Are There “Magic Numbers” in Photography?

Are There “Magic Numbers” in Photography?

“What settings did you use…?”
“What f-number? What ISO?”
“What shutter speed should I use…?”
“What focal length…?”

We are all familiar with questions like this. We’ve either asked them ourselves, or come across them at various photographic events or online forums. 

I’ve taught photography since 2009 and even in 2021, it’s a staple of many an event or tour that I have run. We hop off the bus, gander at the stunning location, the incredible light, and before 5 seconds has elapsed, someone pipes out: “So, what f-number?”

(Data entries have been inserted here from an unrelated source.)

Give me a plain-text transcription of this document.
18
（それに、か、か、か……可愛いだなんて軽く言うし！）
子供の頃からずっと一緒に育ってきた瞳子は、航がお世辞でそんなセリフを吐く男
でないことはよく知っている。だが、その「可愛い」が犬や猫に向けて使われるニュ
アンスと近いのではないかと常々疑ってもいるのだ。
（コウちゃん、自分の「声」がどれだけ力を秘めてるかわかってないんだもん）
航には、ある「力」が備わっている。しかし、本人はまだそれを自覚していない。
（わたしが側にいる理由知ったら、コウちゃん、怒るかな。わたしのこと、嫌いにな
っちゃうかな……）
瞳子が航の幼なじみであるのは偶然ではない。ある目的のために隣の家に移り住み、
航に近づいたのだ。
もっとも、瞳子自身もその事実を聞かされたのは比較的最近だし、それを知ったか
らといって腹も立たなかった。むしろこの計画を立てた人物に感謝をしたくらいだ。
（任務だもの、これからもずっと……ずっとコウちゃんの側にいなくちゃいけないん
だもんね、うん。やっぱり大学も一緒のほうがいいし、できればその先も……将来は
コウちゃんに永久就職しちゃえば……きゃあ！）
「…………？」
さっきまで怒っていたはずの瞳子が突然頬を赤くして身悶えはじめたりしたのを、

There is this assumption that photography is all about the numbers. The f-number. The ISO number. The time number (shutter speed). The white balance (colour temperature is a number).  If only it could be distilled to such a simple, formulaic outcome.

Sand rivulets in Broome

Let’s look at this from a different point of view, in a different context. Say you’re trying to learn a new language (spoken and written). Imagine going to your instructor and asking: “So, how many letters should I use?” or “Should I write it in all Capitals, Title Case or all in Lower Case?” or “How many strokes should I use to write this Kanji character? How many millimetres should the lines be?”

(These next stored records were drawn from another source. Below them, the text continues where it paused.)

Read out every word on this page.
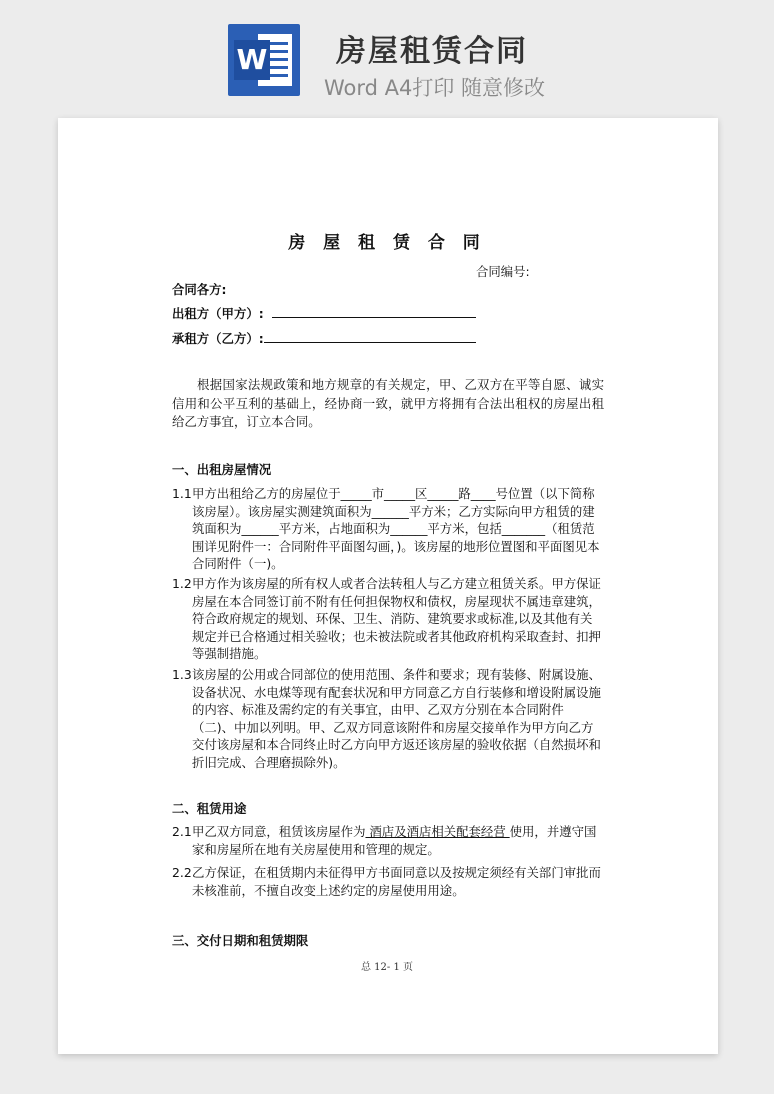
W 房屋租赁合同
Word A4打印 随意修改
房 屋 租 赁 合 同
合同编号:
合同各方:
出租方（甲方）:
承租方（乙方）:
根据国家法规政策和地方规章的有关规定，甲、乙双方在平等自愿、诚实信用和公平互利的基础上，经协商一致，就甲方将拥有合法出租权的房屋出租给乙方事宜，订立本合同。
一、出租房屋情况
1.1 甲方出租给乙方的房屋位于_____市_____区_____路____号位置（以下简称该房屋）。该房屋实测建筑面积为______平方米；乙方实际向甲方租赁的建筑面积为______平方米，占地面积为______平方米，包括_______（租赁范围详见附件一：合同附件平面图勾画，)。该房屋的地形位置图和平面图见本合同附件（一)。
1.2 甲方作为该房屋的所有权人或者合法转租人与乙方建立租赁关系。甲方保证房屋在本合同签订前不附有任何担保物权和债权，房屋现状不属违章建筑，符合政府规定的规划、环保、卫生、消防、建筑要求或标准,以及其他有关规定并已合格通过相关验收；也未被法院或者其他政府机构采取查封、扣押等强制措施。
1.3 该房屋的公用或合同部位的使用范围、条件和要求；现有装修、附属设施、设备状况、水电煤等现有配套状况和甲方同意乙方自行装修和增设附属设施的内容、标准及需约定的有关事宜，由甲、乙双方分别在本合同附件（二)、中加以列明。甲、乙双方同意该附件和房屋交接单作为甲方向乙方交付该房屋和本合同终止时乙方向甲方返还该房屋的验收依据（自然损坏和折旧完成、合理磨损除外)。
二、租赁用途
2.1 甲乙双方同意，租赁该房屋作为 酒店及酒店相关配套经营 使用，并遵守国家和房屋所在地有关房屋使用和管理的规定。
2.2 乙方保证，在租赁期内未征得甲方书面同意以及按规定须经有关部门审批而未核准前，不擅自改变上述约定的房屋使用用途。
三、交付日期和租赁期限
总 12- 1 页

We don’t learn a language by looking at the number of letters that comprise a word, or the number of strokes that create a character. Nor the combination of Upper and Lower Cases in the creation of the word. We learn a language by understanding the roots of that language — the meaning behind words, the way words combine grammatically to render meaning.

The same thing applies to photography. Asking questions about numbers and settings (the “magic numbers”) implies that you’re only interested in the facile, the surface aspects of using the camera. Numbers do not a photograph make. No great photograph is great because it was shot at f/8 (despite what Wegee is purported to have said). The numbers game brings focus to the tool, the technique, and not the content, the substance of the image.

Approaching photography from this numbers-focused position reveals that we’re not entirely concerned about the subject. We’re not connecting with what it is we’re seeing, what it is that we’re photographing. We haven’t thought about our subject and how we’d like to capture it. Looking for “magic numbers” first distracts us from our mission as photographers — which is to create images with meaning, resonance and which prompts engagement and responses from viewers.

I would argue that numbers play second fiddle to content, message and meaning. It is better for us to work out what we want to say in the photograph, and then choose the techniques that will let us do this. Do we need a deeper or shallower depth of field? How do we want to represent movement? What kind of lighting do we want to capture in order to enhance mood and emotion? Answering these questions will direct us towards the selection of camera settings that better fit what we want to create.

“But I’m not confident that I have chosen the right settings.”
“I’m not very technically literate and always struggle with my settings.”

There is an underlying anxiety among photographers (both new and even experienced ones) that they have not selected the perfect combination of settings to take the shot.

Newsflash: the notion that there are “right settings” is a myth.

Unless you’re working as a forensic photographer or a photographer dealing with absolute scientific outcomes in image-making, there are no “right settings” that will do the job. There is no formula, no template, no “magic numbers” for the different types of photography you may embark upon.

Worry less about settings. Unless you are an absolute beginner who hasn’t done any reading or learning about photography, you actually know enough about camera craft. Stop obsessing about numbers. Trust yourself more. Start with the question: “How do I want to present this scene” and then trust that your knowledge will let you dial in the right numbers (not the magic numbers) that will allow you to do this successfully. It requires thinking, reflection, maybe a bit of trial and error, but you know enough to get the job done.

You’ll be surprised by how flexible and forgiving your camera can be. 

Trust the knowledge that you have in you. Be guided by your intuition. It is far more important that you see and feel the shot, than it is that you shoot it at the perfect f-number and shutter speed. You are not your camera.

And if you find yourself starting any conversation with “What f-number” or “What settings”… then pause. Take a step back, check yourself and ask instead: “What do I want to create?”.

And let your answer to this question guide you in how you work your camera to obtain this goal.